Premesso che tutte le controversie relative a diritti disponibili sono suscettibili di mediazione, l’articolo 5 del suddetto decreto individua analiticamente le materie non passibili di mediazione. Le esclusioni riguardano i procedimenti di consulenza tecnica preventiva di cui all’articolo 696 bis del codice di rito civile, i procedimenti per ingiunzione, inclusa l’opposizione, fino alla pronuncia sulle istanze di concessione e sospensione della provvisoria esecuzione. Sono inoltre esentati dalla mediazione i procedimenti per convalida di licenza o sfratto, quelli possessori, quelli presi in camera di consiglio ed infine quelli relativi all’azione civile esercitata in sede penale. 

E’ doveroso altresì menzionare che, con forme sostanzialmente mutuate dalla disciplina sulla mediazione, il Governo ha introdotto con decreto legge 132/2014 l’istituto della negoziazione assistita. 

Questa ulteriore forma di deflazione del contenzioso permette di affidare la risoluzione della lite alla capacità professionale di uno o più avvocati ai quali le parti si rivolgono per essere agevolate nel raggiungimento di un accordo in via amichevole.
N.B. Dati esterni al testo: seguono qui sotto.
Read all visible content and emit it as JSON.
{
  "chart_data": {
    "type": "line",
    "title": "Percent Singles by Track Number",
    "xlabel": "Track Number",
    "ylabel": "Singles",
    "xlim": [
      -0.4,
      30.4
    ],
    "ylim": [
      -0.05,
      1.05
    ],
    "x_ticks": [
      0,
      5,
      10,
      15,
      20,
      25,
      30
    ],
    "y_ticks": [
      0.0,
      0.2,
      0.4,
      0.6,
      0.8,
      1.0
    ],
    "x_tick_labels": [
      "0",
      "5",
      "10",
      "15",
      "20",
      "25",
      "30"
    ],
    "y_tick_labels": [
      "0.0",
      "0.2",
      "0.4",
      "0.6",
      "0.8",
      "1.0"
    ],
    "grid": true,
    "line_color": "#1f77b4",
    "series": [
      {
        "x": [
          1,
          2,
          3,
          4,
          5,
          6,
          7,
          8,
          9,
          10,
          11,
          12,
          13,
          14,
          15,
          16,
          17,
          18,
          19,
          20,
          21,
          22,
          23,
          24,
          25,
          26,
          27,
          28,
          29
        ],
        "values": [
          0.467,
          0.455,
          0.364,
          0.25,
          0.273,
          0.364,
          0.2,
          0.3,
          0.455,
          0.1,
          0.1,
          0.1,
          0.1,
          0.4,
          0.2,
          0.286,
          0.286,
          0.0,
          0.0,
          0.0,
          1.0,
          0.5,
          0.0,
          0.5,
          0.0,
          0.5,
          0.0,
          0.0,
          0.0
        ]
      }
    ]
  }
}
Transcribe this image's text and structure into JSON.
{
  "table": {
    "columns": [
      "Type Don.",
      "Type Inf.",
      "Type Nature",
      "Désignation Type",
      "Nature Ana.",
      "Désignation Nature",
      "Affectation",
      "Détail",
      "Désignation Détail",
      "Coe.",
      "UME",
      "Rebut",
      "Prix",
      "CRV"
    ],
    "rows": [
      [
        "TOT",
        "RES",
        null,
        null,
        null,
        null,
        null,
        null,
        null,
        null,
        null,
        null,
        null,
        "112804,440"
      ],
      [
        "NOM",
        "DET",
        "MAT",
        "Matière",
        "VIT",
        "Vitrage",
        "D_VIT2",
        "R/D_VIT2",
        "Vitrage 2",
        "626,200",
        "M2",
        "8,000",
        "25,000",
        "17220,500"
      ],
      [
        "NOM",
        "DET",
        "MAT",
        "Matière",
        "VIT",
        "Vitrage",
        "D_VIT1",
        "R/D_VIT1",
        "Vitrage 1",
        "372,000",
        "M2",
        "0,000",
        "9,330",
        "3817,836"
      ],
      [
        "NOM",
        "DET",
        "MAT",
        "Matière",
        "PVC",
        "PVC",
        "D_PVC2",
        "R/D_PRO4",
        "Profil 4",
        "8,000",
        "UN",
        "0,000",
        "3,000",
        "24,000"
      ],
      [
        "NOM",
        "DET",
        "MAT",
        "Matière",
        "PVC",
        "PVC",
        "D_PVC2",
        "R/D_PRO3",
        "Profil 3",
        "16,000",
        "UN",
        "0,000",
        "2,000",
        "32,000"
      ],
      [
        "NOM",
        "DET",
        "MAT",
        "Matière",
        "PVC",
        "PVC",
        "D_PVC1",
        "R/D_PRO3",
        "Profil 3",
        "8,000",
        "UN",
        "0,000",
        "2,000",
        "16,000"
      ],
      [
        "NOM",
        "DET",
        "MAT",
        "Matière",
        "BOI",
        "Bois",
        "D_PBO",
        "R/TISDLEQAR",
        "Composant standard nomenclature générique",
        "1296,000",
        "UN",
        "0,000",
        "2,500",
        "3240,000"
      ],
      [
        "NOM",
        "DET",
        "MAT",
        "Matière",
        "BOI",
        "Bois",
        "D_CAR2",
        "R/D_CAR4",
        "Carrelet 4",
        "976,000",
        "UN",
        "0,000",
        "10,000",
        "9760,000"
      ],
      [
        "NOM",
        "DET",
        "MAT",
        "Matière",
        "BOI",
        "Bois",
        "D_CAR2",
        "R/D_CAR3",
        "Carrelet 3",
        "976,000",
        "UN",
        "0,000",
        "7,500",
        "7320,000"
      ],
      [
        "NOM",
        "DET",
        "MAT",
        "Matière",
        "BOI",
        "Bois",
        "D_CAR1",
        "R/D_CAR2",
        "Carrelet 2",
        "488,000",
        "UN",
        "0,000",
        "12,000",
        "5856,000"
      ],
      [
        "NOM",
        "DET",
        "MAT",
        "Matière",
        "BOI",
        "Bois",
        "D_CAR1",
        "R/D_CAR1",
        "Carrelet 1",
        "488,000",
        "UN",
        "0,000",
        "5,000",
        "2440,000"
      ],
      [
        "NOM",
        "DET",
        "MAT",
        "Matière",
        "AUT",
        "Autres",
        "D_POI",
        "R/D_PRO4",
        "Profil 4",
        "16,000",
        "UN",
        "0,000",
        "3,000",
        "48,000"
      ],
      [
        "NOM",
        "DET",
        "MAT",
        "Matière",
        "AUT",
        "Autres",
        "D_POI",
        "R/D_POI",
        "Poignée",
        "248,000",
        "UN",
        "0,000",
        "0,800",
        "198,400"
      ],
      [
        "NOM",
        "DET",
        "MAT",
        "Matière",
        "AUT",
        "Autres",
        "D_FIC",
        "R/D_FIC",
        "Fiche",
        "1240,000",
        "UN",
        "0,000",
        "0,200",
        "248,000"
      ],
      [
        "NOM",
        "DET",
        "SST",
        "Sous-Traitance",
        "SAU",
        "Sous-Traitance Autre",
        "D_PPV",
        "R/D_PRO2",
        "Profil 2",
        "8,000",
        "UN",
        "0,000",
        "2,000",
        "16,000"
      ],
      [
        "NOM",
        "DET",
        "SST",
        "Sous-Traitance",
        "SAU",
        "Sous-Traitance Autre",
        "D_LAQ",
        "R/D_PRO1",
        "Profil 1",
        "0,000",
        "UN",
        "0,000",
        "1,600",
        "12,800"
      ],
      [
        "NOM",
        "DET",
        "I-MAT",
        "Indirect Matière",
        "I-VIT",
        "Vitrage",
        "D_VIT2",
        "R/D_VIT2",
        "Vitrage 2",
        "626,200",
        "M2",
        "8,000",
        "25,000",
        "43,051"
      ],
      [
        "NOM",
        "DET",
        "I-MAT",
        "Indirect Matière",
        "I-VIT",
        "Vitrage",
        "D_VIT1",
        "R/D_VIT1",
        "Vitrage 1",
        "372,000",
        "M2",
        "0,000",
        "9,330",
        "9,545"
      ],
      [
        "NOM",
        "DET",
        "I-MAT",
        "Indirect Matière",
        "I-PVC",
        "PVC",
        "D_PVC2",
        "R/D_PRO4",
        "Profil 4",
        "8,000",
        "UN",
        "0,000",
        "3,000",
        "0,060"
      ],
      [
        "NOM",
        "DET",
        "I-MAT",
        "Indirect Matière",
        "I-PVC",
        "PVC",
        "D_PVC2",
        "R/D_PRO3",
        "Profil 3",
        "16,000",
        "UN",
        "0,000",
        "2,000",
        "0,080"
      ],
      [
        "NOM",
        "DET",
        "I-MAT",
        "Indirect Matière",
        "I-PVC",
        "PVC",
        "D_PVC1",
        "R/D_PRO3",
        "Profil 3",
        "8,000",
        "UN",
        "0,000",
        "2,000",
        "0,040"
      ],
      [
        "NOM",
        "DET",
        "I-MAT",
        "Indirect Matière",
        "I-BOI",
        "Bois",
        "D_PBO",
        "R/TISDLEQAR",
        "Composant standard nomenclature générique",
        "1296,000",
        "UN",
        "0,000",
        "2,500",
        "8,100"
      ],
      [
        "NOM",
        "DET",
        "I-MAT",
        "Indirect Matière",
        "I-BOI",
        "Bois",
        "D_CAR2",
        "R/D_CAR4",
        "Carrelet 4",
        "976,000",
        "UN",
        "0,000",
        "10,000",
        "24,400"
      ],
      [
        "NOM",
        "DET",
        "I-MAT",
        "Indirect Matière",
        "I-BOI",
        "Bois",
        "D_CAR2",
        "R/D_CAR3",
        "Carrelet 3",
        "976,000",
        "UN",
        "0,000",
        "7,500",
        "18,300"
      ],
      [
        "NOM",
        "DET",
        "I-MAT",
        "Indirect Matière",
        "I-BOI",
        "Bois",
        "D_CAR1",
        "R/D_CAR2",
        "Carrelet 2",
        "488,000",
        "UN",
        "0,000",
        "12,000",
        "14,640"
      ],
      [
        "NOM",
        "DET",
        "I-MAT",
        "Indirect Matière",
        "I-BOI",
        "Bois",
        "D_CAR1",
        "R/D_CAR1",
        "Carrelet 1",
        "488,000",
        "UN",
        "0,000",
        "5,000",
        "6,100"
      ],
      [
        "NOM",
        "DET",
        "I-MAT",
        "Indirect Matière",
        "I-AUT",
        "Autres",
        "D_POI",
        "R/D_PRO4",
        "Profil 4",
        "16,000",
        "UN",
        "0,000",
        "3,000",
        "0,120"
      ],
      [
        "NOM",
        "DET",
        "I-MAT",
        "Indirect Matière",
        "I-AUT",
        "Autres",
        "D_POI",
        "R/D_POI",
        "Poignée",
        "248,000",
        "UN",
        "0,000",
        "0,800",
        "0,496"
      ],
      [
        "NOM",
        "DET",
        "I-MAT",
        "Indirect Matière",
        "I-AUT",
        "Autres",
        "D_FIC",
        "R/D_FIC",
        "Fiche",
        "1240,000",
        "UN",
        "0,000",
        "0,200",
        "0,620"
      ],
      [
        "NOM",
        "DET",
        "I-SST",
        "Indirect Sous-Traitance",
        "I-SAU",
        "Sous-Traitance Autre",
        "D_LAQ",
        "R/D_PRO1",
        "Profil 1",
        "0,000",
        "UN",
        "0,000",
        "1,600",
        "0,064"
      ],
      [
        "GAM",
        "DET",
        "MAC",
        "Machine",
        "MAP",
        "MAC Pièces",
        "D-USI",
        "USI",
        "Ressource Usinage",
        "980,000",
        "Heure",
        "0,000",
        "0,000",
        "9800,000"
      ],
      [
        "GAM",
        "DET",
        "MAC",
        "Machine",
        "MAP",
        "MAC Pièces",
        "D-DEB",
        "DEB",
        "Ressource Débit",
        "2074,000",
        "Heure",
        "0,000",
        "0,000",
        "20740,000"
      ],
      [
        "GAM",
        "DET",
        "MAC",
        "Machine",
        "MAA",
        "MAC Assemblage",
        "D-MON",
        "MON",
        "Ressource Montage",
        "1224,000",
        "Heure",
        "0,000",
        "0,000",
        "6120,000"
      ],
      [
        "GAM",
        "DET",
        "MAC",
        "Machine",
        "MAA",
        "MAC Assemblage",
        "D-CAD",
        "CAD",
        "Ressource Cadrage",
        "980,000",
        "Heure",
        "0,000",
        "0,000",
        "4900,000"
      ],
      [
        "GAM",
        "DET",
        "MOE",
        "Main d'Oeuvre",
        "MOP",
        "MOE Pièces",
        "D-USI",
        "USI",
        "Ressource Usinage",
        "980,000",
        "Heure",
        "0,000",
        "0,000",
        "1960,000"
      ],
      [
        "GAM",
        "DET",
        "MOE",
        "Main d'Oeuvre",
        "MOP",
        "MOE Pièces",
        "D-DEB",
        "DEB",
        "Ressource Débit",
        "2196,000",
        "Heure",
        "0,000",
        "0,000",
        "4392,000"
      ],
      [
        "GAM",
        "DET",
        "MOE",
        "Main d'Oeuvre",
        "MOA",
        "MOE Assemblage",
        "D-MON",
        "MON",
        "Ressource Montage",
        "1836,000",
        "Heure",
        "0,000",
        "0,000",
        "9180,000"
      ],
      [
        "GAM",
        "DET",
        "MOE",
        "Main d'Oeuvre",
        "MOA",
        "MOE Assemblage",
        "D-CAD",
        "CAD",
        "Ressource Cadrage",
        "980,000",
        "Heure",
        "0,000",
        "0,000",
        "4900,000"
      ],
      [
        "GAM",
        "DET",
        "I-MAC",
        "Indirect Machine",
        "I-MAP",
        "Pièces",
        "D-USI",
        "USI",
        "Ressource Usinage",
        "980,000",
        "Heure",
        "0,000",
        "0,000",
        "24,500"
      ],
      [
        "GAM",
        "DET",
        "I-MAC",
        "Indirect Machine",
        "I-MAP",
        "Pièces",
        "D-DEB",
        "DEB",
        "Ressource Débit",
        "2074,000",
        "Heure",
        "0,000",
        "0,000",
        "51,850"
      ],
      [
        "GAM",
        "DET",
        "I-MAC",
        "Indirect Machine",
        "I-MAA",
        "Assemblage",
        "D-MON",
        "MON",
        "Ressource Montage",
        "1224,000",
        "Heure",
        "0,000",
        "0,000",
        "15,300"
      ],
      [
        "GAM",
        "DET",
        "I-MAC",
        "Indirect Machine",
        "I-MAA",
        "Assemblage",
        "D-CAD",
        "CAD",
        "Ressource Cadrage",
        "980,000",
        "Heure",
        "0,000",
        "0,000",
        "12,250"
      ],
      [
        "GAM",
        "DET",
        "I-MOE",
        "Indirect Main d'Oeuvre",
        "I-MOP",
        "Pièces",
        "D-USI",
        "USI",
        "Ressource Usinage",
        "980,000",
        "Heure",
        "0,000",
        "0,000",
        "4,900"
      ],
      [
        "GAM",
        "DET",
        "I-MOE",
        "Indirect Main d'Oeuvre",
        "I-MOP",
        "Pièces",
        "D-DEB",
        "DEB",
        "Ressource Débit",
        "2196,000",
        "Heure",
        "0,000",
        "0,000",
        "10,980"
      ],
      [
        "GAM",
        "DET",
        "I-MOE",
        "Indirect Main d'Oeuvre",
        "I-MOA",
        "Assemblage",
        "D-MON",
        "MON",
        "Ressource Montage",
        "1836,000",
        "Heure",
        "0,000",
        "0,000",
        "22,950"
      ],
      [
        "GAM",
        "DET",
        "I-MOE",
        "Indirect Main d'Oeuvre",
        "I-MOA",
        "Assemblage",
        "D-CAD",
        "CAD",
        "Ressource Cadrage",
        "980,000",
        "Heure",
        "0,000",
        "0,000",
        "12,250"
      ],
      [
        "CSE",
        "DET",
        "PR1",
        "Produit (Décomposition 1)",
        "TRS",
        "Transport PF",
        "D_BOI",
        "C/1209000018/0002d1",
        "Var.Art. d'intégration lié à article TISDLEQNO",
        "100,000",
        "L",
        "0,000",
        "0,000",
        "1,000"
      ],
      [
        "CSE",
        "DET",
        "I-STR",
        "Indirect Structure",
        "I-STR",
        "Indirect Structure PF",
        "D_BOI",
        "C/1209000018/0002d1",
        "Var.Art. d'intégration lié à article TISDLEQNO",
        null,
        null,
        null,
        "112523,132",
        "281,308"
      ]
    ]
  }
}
La domanda deve essere proposta in forma scritta a pena di nullità e, come è facile intuire, non è necessario l’intervento di alcun organismo di mediazione. Necessaria è solo l’assistenza di avvocati iscritti al relativo albo professionale. Ferme le esclusioni nelle stesse materie della mediazione, il procedimento deve avere una durata non inferiore ad un mese e non superiore a tre mesi, prorogabili di ulteriori trenta giorni. Il suddetto tentativo deve inoltre concludersi con accordo che, se sottoscritto dalle parti e dagli avvocati che le assistono, costituisce titolo esecutivo e per l’iscrizione ad ipoteca giudiziale. 

Mediazione e negoziazione assistita sono solo due esempi dei tanti filtri processuali imposti dal Legislatore. L’istituto della giurisdizione condizionata, osteggiato da buona parte della dottrina, deve essere però letto come un inevitabile strumento per risolvere un vero e proprio cancro per la giustizia italiana. I cittadini, specialmente gli operatori del diritto, devono guardare con assoluto favore questi provvedimenti, in quanto sono gli unici che attualmente permettono ai tribunali italiani di lavorare in maniera efficiente e produttiva, svincolandosi dalla palude costituita da arretrato e contenzioso bagatellare.